★★☆☆☆

128 min | R | March 24, 2023 | MGM

Florence Pugh causes a car crash, loses everything, and falls into opioid addiction. Morgan Freeman plays the grieving grandfather she cannot avoid. The two of them are worth watching, even when Zach Braff reaches for the Kleenex.

Allison is engaged to Nathan and planning a wedding when she takes a wrong turn and causes a crash that kills two members of his family. A year later she is unemployed, living with her mother, and hooked on the opioids prescribed for her injuries. Daniel is the grandfather of the teenager orphaned by that crash and a recovering alcoholic himself. When Allison and Daniel meet again at a recovery meeting, the film becomes a study of two people circling the same wound from opposite sides. Zach Braff wants to make a movie about guilt and forgiveness. He keeps reaching for sentiment instead.

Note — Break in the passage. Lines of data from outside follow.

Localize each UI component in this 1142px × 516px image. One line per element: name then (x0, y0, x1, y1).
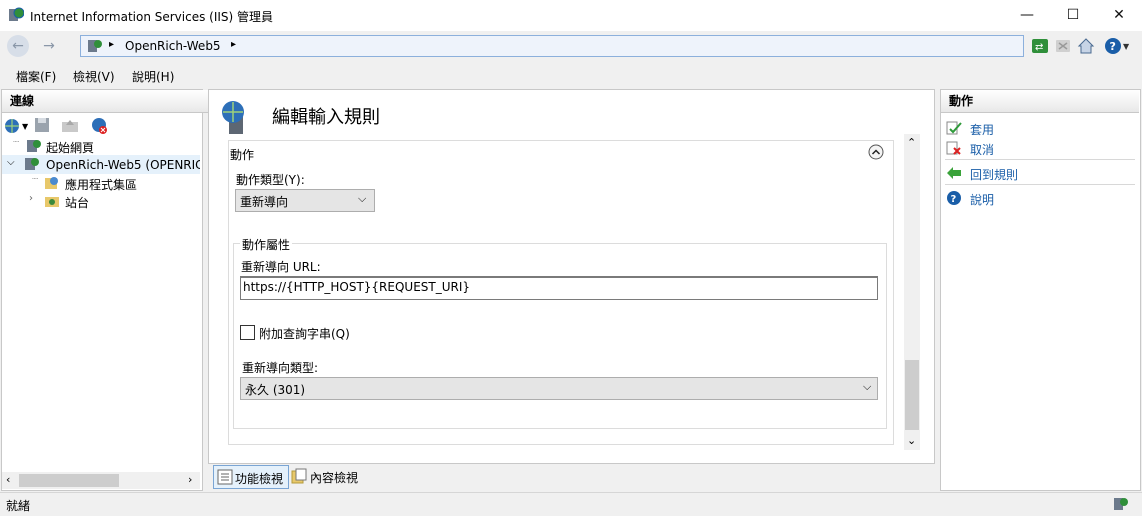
chevron-down-icon: ⌵ (358, 192, 367, 205)
chevron-down-icon: ⌵ (863, 380, 872, 393)
redirect-url-input[interactable]: https://{HTTP_HOST}{REQUEST_URI} (240, 276, 878, 300)
save-icon[interactable] (34, 117, 50, 136)
horizontal-scrollbar[interactable]: ‹ › (2, 472, 200, 489)
tree-item-label: 應用程式集區 (65, 178, 138, 192)
content-view-icon (291, 468, 307, 487)
help-icon[interactable]: ? ▼ (1104, 37, 1130, 55)
menu-file[interactable]: 檔案(F) (16, 68, 56, 85)
help-icon: ? (946, 190, 962, 209)
disconnect-icon[interactable] (90, 117, 108, 138)
vertical-scrollbar[interactable]: ⌃ ⌄ (904, 134, 920, 450)
breadcrumb-server[interactable]: OpenRich-Web5 (125, 39, 221, 53)
tree-item-label: 起始網頁 (46, 141, 95, 155)
redirect-type-label: 重新導向類型: (242, 361, 319, 375)
title-bar: Internet Information Services (IIS) 管理員 … (0, 0, 1142, 31)
redirect-type-value: 永久 (301) (245, 383, 306, 397)
scrollbar-thumb[interactable] (19, 474, 119, 487)
close-button[interactable]: ✕ (1096, 0, 1142, 31)
group-label: 動作屬性 (240, 236, 293, 253)
action-help[interactable]: ? 說明 (946, 190, 1136, 208)
scroll-up-icon[interactable]: ⌃ (907, 136, 916, 149)
svg-text:▼: ▼ (1123, 42, 1130, 51)
menu-view[interactable]: 檢視(V) (73, 68, 115, 85)
forward-button[interactable]: → (38, 35, 60, 57)
iis-app-icon (8, 7, 25, 23)
server-status-icon (1113, 496, 1129, 515)
svg-text:?: ? (1110, 40, 1116, 53)
refresh-icon[interactable]: ⇄ (1031, 37, 1049, 55)
svg-text:▼: ▼ (22, 122, 29, 131)
tab-label: 功能檢視 (235, 472, 284, 486)
scroll-down-icon[interactable]: ⌄ (907, 434, 916, 447)
action-label: 取消 (970, 143, 995, 157)
tab-content-view[interactable]: 內容檢視 (289, 465, 361, 487)
features-view-icon (217, 469, 233, 488)
breadcrumb-separator[interactable]: ▸ (231, 39, 236, 50)
cancel-x-icon (946, 140, 962, 159)
redirect-type-select[interactable]: 永久 (301) ⌵ (240, 377, 878, 400)
tree-item-label: OpenRich-Web5 (OPENRIC (46, 158, 200, 172)
tree-item-start-page[interactable]: ┈ 起始網頁 (2, 137, 200, 155)
tree-item-sites[interactable]: › 站台 (2, 192, 200, 210)
connections-header: 連線 (2, 90, 209, 113)
home-icon[interactable] (1077, 37, 1095, 55)
back-arrow-icon (946, 165, 962, 184)
action-label: 說明 (970, 193, 995, 207)
apply-check-icon (946, 120, 962, 139)
scroll-left-icon[interactable]: ‹ (6, 473, 10, 486)
breadcrumb-separator: ▸ (109, 39, 115, 50)
rewrite-rule-icon (219, 100, 255, 139)
redirect-url-value: https://{HTTP_HOST}{REQUEST_URI} (243, 280, 471, 294)
action-type-select[interactable]: 重新導向 ⌵ (235, 189, 375, 212)
tab-label: 內容檢視 (310, 471, 359, 485)
actions-divider (945, 184, 1135, 185)
svg-text:⇄: ⇄ (1035, 42, 1043, 53)
redirect-url-label: 重新導向 URL: (241, 260, 321, 274)
action-label: 回到規則 (970, 168, 1019, 182)
minimize-button[interactable]: — (1004, 0, 1050, 31)
collapse-section-icon[interactable] (868, 144, 884, 160)
tree-item-server[interactable]: ⌵ OpenRich-Web5 (OPENRIC (2, 155, 200, 174)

Florence Pugh plays Allison with a rawness the script does not always earn. She shows the addiction in her body, in the way she scans a medicine cabinet and the practiced calm she uses to ask a doctor for a refill. Morgan Freeman plays Daniel as a man holding his grief and his sobriety in the same clenched grip. His best scenes are quiet ones where he tends to a model train set in the basement and says nothing. Molly Shannon plays Diane, Allison’s mother, and turns hovering concern into something close to panic. Celeste O’Connor plays Ryan, the orphaned granddaughter, as a teenager furious at everyone who survived.

Braff writes and directs, and his instincts run toward the soft and the underlined. He builds the film around recovery meetings and suburban New Jersey kitchens shot in warm amber light. The trouble is the soundtrack. Braff stacks plaintive indie ballads under scenes that Pugh and Freeman have already played to the rafters, so the music tells you what to feel after you already feel it. The crosscutting between Allison’s spiral and Daniel’s restraint sets up a parallel structure the script never fully trusts. Braff has a real story here and keeps decorating it.

The center of the film is the relationship between Allison and Daniel, and when Pugh and Freeman share the frame it works. Two people who have every reason to hate each other discover they need each other to stay alive. That is a strong premise and a strong pairing. Braff surrounds it with subplots, a wedding that never happened, a teenager acting out, a mother at her wits end, until the core loses its air. The good movie is the two-hander about guilt and survival. This one keeps wandering away from it.